The 1994 national census reported a total population for this woreda of 110,636, of whom 54,207 were men and 56,429 were women; 4,538 or 4.1% of its population were urban dwellers. The largest ethnic group reported in Werie Lehe was the Tigrayan (99.9%). Tigrinya was spoken as a first language by 99.93%. 98.49% of the population practiced Ethiopian Orthodox Christianity, and 1.44% were Muslim. Concerning education, 15.14% of the population were considered literate, which is more than the Zone average of 14.21%; 14.97% of children aged 7–12 were in primary school; 0.1% of the children aged 13–14 were in junior secondary school, and 0.12% of the inhabitants aged 15–18 were in senior secondary school. Concerning sanitary conditions, about 83% of the urban houses and 13% of all houses had access to safe drinking water at the time of the census; about 2% of the urban and 2% of the total had toilet facilities.

== Agriculture ==
A sample enumeration performed by the CSA in 2001 interviewed 27,199 farmers in this woreda, who held an average of 1.09 hectares of land.

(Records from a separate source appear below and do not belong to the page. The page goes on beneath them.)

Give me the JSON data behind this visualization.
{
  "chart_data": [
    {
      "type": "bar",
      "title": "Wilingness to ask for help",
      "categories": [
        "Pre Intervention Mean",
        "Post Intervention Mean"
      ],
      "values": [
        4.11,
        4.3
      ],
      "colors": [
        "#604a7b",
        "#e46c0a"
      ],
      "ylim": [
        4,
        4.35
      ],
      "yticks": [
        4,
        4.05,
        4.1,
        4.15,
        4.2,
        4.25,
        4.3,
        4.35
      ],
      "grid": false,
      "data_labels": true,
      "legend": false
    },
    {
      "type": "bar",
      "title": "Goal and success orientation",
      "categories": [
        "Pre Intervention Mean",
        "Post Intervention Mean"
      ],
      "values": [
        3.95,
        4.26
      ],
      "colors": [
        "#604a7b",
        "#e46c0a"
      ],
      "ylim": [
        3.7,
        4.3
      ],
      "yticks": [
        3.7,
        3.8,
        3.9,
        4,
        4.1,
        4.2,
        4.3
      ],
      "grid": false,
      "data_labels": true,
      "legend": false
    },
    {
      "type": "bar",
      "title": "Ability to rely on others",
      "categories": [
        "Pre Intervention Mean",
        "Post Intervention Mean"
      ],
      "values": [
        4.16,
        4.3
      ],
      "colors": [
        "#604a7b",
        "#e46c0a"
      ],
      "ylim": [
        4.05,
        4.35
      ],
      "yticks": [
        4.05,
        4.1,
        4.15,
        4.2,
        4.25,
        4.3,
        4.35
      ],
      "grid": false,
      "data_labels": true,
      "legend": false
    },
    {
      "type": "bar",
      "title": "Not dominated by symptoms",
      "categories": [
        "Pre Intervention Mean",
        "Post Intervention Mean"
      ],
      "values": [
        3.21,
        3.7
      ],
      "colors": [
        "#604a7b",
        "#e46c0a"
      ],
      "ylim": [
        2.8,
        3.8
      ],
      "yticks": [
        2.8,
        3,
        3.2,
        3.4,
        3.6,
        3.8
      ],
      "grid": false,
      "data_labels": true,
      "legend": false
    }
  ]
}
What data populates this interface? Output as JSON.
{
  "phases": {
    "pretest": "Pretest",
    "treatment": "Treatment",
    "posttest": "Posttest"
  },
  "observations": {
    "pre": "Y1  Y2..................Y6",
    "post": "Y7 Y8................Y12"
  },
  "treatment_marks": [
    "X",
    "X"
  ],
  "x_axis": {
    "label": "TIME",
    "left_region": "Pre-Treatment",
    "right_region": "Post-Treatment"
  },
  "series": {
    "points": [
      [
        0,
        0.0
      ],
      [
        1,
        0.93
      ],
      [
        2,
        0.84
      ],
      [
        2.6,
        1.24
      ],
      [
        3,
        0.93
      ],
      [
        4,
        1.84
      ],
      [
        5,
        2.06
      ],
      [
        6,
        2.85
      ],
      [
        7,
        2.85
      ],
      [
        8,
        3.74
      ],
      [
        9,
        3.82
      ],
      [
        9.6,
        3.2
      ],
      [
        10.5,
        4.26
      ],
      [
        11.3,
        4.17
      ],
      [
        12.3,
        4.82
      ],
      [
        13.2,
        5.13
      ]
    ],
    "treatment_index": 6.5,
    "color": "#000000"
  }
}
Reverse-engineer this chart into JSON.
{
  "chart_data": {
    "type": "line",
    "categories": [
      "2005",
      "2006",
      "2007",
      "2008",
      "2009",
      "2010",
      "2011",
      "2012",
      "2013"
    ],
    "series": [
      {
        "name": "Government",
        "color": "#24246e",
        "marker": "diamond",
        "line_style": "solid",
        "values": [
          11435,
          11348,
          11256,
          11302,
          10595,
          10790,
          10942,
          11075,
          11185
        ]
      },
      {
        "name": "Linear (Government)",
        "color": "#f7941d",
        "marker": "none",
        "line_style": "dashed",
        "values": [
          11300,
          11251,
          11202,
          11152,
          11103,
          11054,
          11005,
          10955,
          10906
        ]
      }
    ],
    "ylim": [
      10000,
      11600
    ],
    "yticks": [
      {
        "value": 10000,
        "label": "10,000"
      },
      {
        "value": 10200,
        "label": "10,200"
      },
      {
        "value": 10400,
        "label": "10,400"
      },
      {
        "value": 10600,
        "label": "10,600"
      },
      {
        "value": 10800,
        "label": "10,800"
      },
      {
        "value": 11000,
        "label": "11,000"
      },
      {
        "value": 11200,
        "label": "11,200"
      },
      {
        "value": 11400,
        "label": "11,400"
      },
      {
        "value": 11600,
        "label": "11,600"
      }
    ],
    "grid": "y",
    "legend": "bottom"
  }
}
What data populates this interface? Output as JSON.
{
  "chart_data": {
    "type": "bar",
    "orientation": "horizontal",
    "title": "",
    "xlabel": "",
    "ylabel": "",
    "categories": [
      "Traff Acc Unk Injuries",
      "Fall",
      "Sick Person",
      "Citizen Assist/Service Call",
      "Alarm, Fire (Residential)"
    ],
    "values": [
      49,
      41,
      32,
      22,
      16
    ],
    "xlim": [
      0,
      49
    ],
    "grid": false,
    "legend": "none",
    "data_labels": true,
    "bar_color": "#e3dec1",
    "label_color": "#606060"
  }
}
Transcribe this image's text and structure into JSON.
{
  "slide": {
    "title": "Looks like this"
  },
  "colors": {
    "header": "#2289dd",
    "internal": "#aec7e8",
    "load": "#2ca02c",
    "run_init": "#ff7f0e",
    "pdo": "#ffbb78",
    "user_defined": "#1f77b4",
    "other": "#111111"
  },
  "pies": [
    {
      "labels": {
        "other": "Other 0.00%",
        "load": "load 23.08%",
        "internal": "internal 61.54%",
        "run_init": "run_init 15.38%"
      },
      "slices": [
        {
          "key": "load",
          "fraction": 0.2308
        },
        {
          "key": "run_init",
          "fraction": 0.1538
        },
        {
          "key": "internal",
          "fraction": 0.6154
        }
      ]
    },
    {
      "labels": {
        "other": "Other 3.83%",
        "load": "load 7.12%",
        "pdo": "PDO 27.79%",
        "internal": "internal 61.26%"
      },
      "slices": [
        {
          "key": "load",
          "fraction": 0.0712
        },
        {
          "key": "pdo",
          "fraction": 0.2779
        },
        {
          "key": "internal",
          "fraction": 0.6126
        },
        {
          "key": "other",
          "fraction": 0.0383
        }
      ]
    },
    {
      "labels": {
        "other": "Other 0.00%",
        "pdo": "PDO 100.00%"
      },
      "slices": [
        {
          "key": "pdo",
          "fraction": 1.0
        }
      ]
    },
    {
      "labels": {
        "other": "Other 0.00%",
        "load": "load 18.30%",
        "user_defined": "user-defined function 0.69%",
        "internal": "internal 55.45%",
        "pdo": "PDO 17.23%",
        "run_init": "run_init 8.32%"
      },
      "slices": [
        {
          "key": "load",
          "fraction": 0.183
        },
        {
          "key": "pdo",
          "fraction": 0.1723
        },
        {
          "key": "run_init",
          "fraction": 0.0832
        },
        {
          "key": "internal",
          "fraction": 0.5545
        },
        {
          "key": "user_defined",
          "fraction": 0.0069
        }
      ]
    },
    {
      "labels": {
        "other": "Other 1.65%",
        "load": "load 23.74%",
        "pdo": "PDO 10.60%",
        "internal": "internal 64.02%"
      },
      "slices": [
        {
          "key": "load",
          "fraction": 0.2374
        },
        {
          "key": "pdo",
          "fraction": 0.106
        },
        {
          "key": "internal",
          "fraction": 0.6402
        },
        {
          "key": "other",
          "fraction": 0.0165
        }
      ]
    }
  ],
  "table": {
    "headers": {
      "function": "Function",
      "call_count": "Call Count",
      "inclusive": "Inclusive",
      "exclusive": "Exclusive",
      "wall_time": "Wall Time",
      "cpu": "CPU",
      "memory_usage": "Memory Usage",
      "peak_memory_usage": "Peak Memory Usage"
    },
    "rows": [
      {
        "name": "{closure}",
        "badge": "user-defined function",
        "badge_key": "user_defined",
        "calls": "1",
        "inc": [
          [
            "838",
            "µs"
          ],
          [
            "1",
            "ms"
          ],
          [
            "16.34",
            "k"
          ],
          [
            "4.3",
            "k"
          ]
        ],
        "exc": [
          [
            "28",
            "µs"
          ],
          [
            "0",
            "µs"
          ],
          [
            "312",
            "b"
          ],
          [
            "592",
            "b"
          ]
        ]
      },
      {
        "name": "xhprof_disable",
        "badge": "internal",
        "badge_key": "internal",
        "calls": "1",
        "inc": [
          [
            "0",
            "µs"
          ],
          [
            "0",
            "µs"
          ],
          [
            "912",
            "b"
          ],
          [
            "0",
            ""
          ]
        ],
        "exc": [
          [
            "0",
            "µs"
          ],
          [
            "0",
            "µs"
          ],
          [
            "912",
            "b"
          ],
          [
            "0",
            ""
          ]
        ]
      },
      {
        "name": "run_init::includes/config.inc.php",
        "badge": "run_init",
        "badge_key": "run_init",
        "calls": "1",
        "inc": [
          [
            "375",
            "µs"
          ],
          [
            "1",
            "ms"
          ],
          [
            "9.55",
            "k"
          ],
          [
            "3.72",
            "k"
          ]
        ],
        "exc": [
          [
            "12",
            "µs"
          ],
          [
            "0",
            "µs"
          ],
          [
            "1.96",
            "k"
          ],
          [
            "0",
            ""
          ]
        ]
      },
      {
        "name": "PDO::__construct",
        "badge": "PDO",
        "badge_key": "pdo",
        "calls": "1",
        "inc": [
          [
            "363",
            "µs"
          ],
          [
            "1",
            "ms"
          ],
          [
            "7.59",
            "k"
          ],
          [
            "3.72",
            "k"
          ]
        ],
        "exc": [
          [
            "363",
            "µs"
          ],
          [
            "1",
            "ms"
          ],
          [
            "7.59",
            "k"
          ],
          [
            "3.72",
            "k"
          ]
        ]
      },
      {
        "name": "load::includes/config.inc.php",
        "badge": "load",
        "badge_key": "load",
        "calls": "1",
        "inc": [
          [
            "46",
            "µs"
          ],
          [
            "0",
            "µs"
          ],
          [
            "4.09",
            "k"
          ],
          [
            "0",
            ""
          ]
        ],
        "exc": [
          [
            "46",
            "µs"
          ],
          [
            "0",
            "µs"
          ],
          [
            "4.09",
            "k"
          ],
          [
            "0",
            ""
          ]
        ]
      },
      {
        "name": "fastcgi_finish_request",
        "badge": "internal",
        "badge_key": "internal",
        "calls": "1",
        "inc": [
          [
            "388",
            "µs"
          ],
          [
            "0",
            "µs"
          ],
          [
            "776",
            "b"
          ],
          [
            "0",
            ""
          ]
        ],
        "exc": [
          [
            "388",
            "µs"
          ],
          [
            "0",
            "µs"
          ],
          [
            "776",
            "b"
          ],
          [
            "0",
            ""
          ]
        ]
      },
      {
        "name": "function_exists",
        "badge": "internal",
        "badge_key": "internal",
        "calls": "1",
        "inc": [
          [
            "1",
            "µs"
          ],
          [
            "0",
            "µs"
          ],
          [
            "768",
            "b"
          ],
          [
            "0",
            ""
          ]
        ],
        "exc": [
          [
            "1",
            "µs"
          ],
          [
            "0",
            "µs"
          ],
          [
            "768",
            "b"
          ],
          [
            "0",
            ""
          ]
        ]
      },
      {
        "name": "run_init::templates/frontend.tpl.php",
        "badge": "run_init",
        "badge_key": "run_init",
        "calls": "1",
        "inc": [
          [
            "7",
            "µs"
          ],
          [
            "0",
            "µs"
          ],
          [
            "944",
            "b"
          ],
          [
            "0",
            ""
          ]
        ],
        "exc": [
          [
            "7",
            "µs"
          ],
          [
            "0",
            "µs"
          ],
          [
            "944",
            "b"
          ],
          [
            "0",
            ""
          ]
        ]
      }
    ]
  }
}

Of the 29,738 hectares of private land surveyed, 82.1% was in cultivation, 0.85% pasture, 13.84% fallow, 0.22% woodland, and 2.97% was devoted to other uses. For the land under cultivation in this woreda, 73.22% was planted in cereals, 7.2% in pulses, 1.16% in oilseeds, and 0.09% in vegetables. The area planted in fruit trees was 38 hectares; the area planted in gesho is missing. 79.85% of the farmers both raised crops and livestock, while 18.6% only grew crops and 1.55% only raised livestock. Land tenure in this woreda is distributed amongst 83.24% owning their land, 12.24% renting, and 4.52% in other forms of tenure.

The Ethiopian News Agency announced 31 July 2009 that for the year farmers in the woreda harvested 113,044 quintals of various vegetables and fruits grown on 1,685 hectares of land, a 30% increase over the previous year.